I checked the code better, but it doesn't seem to do that.
The .sendmsg callback of af_vsock, check if the transport has space
(virtio-vsock transport returns the credit available). If there is no
space, it put the thread to sleep on the 'sk_sleep(sk)' wait_queue.

When the transport receives an update of credit available on the other
peer, it calls 'sk->sk_write_space(sk)' that wakes up the thread
sleeping, that will queue the new packet.

So, in the current implementation, the TX worker doesn't check the
credit available, it only sends the packets.

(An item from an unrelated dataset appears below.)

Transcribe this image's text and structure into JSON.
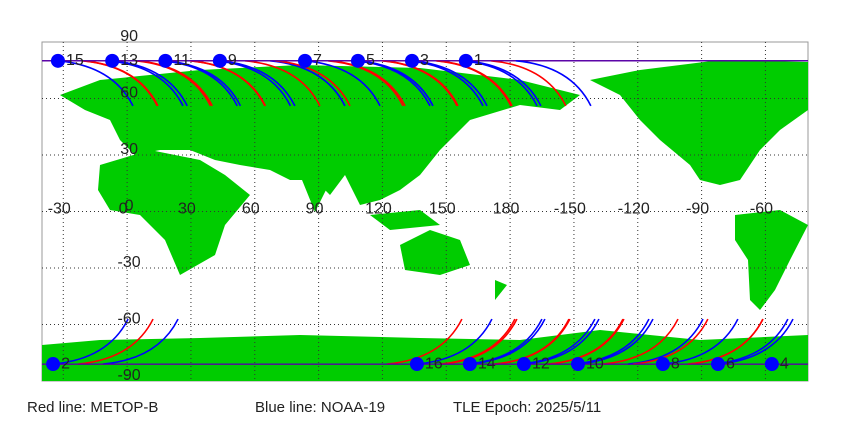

> Does it help though? It certainly adds up work outside of
> user thread context which means it's not accounted for
> correctly.

I can try to xmit the packet directly in the user thread context, to see
the improvements.

> 
> Maybe we want more VQs. Would help improve parallelism. The question
> would then become how to map sockets to VQs. With a simple hash
> it's easy to create collisions ...

Yes, more VQs can help but the map question is not simple to answer.
Maybe we can do an hash on the (cid, port) or do some kind of estimation
of queue utilization and try to balance.
Should the mapping be unique?

> 
> 
> > 
> > What are the drawbacks in your opinion?
> > 
> > 
> > Thanks,
> > Stefano
> 
> - More pressure on scheduler
> - Increased latency
> 

Thanks,
Stefano